Former Utah Solicitor General Melissa Holyoak was appointed Monday as the interim U.S. attorney for the District of Utah by U.S. Attorney General Pam Bondi.
Holyoak, at the time, was serving as a Republican member of the Federal Trade Commission. She officially departed from the role Monday, according to the FTC.
Utah’s new top federal attorney was Utah’s solicitor general — the state’s top litigator — from 2020 until her confirmation to the FTC in 2024. During that time, she oversaw prominent cases such as Utah’s ongoing defense of a currently blocked near-total abortion ban and the launch of a lawsuit challenging Biden-era expansions of Bears Ears and Grand Staircase-Escalante national monuments.
Former FBI agent Felice John Viti has served as Utah’s acting U.S. attorney since former U.S. Attorney Trina Higgins, who was appointed by President Joe Biden, resigned in February of this year.
Holyoak will need to be confirmed by the U.S. Senate within 120 days before officially being named to the role.
“Melissa is a woman of keen judgement, deep integrity, and unfailing commitment to the rule of law,” FTC Chairman Andrew Ferguson said in a statement Monday. “It has been a blessing to serve alongside her for almost four years as fellow Commissioners and state solicitors general. She will be sorely missed at the FTC. But our loss is Utah’s great gain.”

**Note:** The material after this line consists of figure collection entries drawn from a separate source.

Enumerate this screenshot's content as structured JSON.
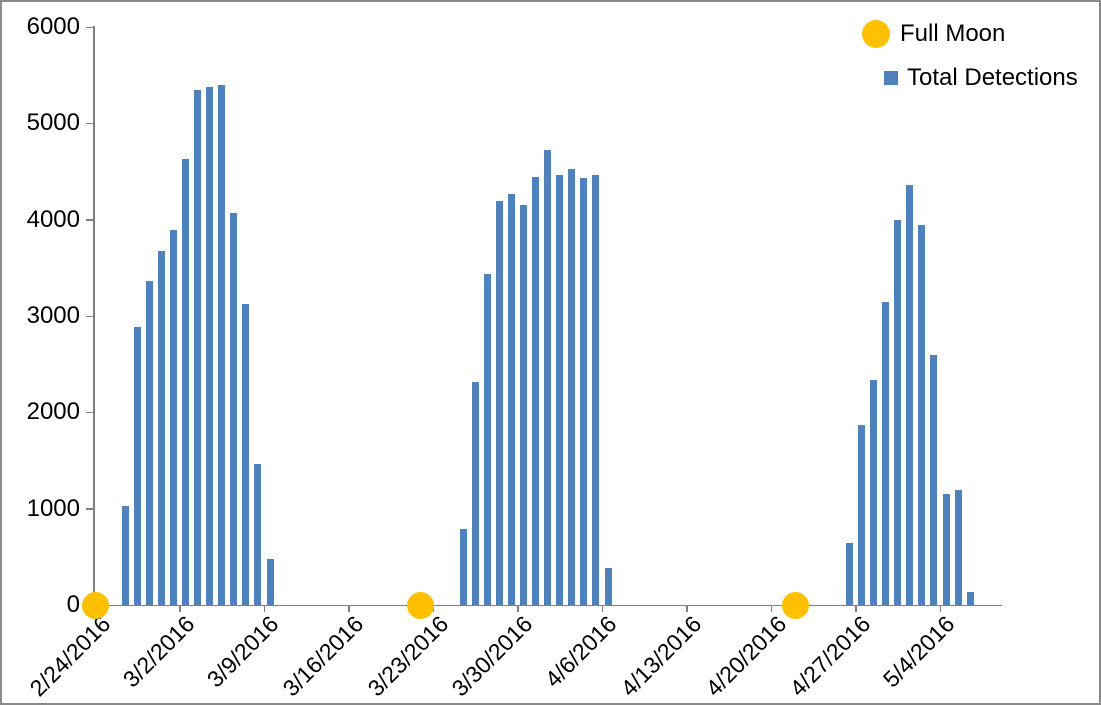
{
  "chart_data": {
    "type": "bar",
    "title": "",
    "grid": "off",
    "legend": {
      "position": "top-right",
      "entries": [
        {
          "label": "Full Moon",
          "marker": "circle",
          "color": "#FFC000"
        },
        {
          "label": "Total Detections",
          "marker": "square",
          "color": "#4F81BD"
        }
      ]
    },
    "x_axis": {
      "type": "date",
      "range": [
        "2/24/2016",
        "5/9/2016"
      ],
      "tick_labels": [
        "2/24/2016",
        "3/2/2016",
        "3/9/2016",
        "3/16/2016",
        "3/23/2016",
        "3/30/2016",
        "4/6/2016",
        "4/13/2016",
        "4/20/2016",
        "4/27/2016",
        "5/4/2016"
      ]
    },
    "y_axis": {
      "min": 0,
      "max": 6000,
      "step": 1000,
      "tick_labels": [
        "0",
        "1000",
        "2000",
        "3000",
        "4000",
        "5000",
        "6000"
      ]
    },
    "axis_color": "#808080",
    "series": [
      {
        "name": "Total Detections",
        "type": "bar",
        "color": "#4F81BD",
        "dates": [
          "2/26/2016",
          "2/27/2016",
          "2/28/2016",
          "2/29/2016",
          "3/1/2016",
          "3/2/2016",
          "3/3/2016",
          "3/4/2016",
          "3/5/2016",
          "3/6/2016",
          "3/7/2016",
          "3/8/2016",
          "3/9/2016",
          "3/25/2016",
          "3/26/2016",
          "3/27/2016",
          "3/28/2016",
          "3/29/2016",
          "3/30/2016",
          "3/31/2016",
          "4/1/2016",
          "4/2/2016",
          "4/3/2016",
          "4/4/2016",
          "4/5/2016",
          "4/6/2016",
          "4/26/2016",
          "4/27/2016",
          "4/28/2016",
          "4/29/2016",
          "4/30/2016",
          "5/1/2016",
          "5/2/2016",
          "5/3/2016",
          "5/4/2016",
          "5/5/2016",
          "5/6/2016"
        ],
        "values": [
          1030,
          2890,
          3360,
          3670,
          3890,
          4630,
          5350,
          5380,
          5400,
          4070,
          3120,
          1460,
          480,
          790,
          2320,
          3440,
          4190,
          4270,
          4150,
          4440,
          4720,
          4460,
          4530,
          4430,
          4460,
          380,
          640,
          1870,
          2340,
          3150,
          4000,
          4360,
          3940,
          2600,
          1150,
          1190,
          130
        ]
      },
      {
        "name": "Full Moon",
        "type": "scatter",
        "marker": "circle",
        "color": "#FFC000",
        "dates": [
          "2/24/2016",
          "3/22/2016",
          "4/22/2016"
        ],
        "values": [
          0,
          0,
          0
        ]
      }
    ]
  }
}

Ferguson added, “As US Attorney she will be a fearless champion for the people of Utah and for President Trump’s Golden-Age agenda. I will be rooting for her in her new role.”

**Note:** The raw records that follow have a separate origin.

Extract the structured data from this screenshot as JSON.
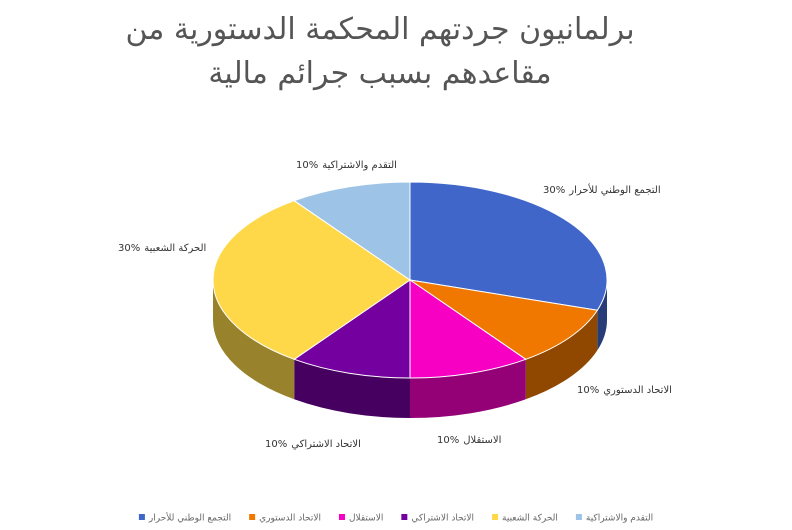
{
  "chart_data": {
    "type": "pie",
    "title": "برلمانيون جردتهم المحكمة الدستورية من مقاعدهم بسبب جرائم مالية",
    "categories": [
      "التجمع الوطني للأحرار",
      "الاتحاد الدستوري",
      "الاستقلال",
      "الاتحاد الاشتراكي",
      "الحركة الشعبية",
      "التقدم والاشتراكية"
    ],
    "values": [
      30,
      10,
      10,
      10,
      30,
      10
    ],
    "value_labels": [
      "30%",
      "10%",
      "10%",
      "10%",
      "30%",
      "10%"
    ],
    "colors": [
      "#3f66c8",
      "#f07800",
      "#f700c4",
      "#7400a0",
      "#ffd84a",
      "#9dc3e6"
    ],
    "legend": "bottom"
  }
}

Holyoak was originally appointed to the FTC by former President Joe Biden in 2023. At the time, some conservative groups objected to the nomination, arguing that she, while working at the Competitive Enterprise Institute and Hamilton Lincoln Law Institute, had a “history of attempting to kneecap the work of the government in holding Big Tech companies accountable.”

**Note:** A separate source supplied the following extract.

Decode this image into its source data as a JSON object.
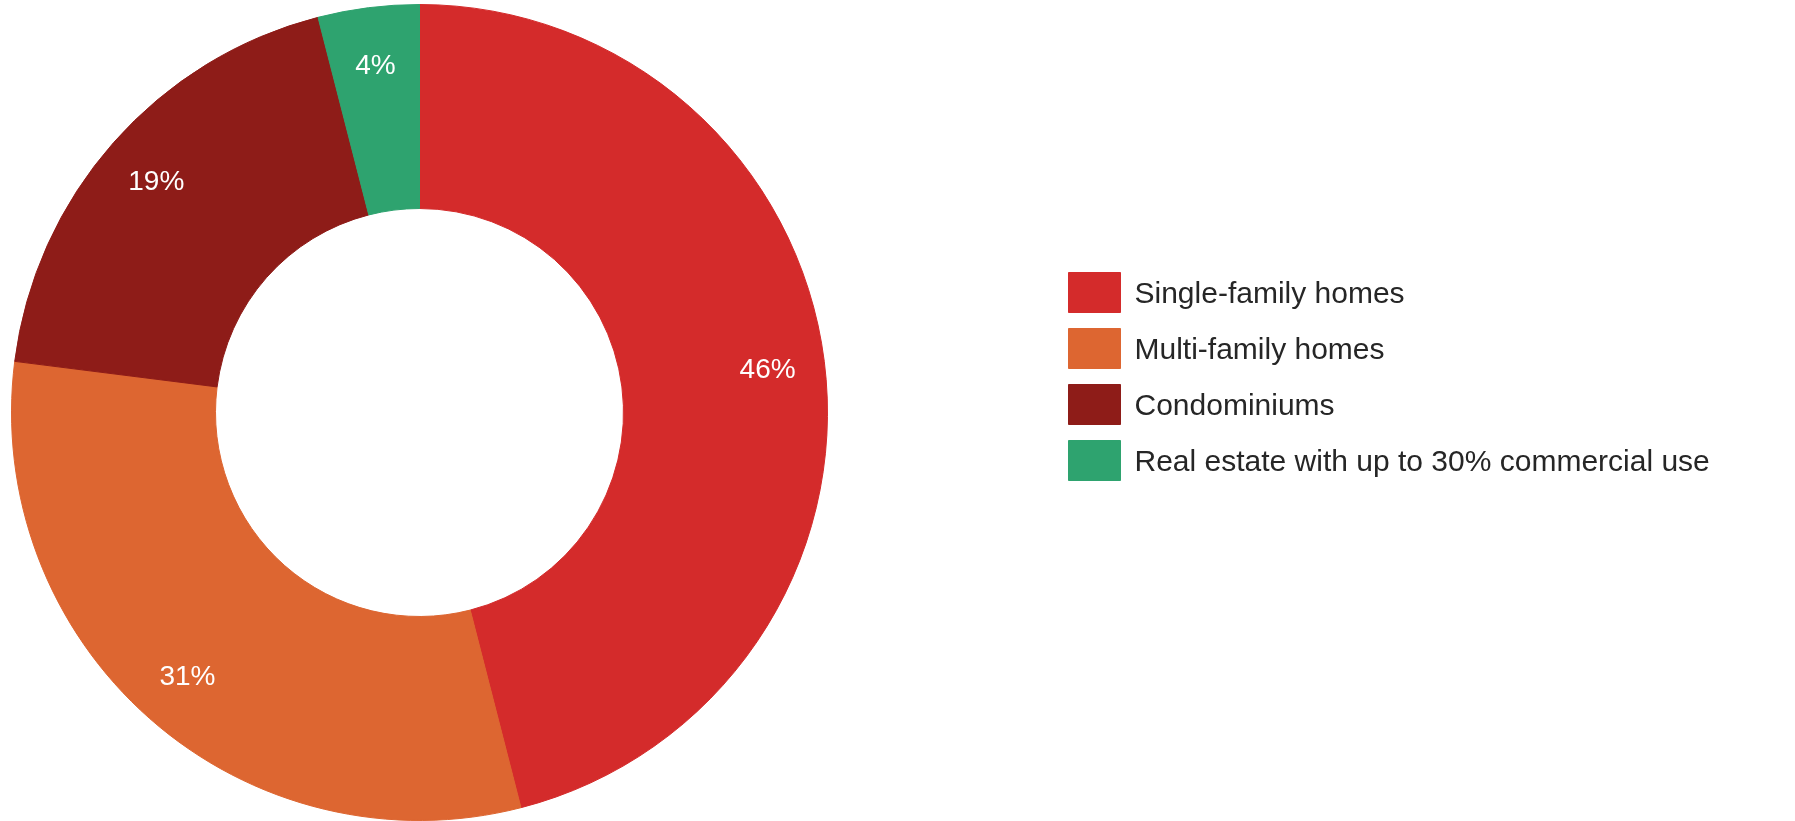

Sen. Mike Lee said following her nomination that Holyoak was a “smart, principled attorney” and praised her time as the state’s solicitor general. She was confirmed in March 2024.
After President Donald Trump moved to fire two Democratic members of the five-seat FTC, which operates under partisan membership requirements, the removed Democrats sued Holyoak and the remaining two commissioners to block them from “taking any action that would prevent Plaintiffs from fulfilling their duties as Commissioners and serving out the remainder of their terms.”
Holyoak said in a statement following the dismissals that “the President has the constitutional authority to remove Commissioners. President Trump exercised that authority yesterday. But this does not change the FTC’s mission or the urgency of our work.”
After a district court held that the commissioners’ removal was unlawful, Trump appealed. The U.S. Supreme Court allowed the firing of Commissioner Rebecca Slaughter to move forward in September, and announced that it will hear arguments on the case next month.
Trump has not nominated Democratic replacements for the two dismissed members — but is expected to tap Ryan Baasch, a Republican staffer on the White House’s National Economic Council, to take Holyoak’s spot.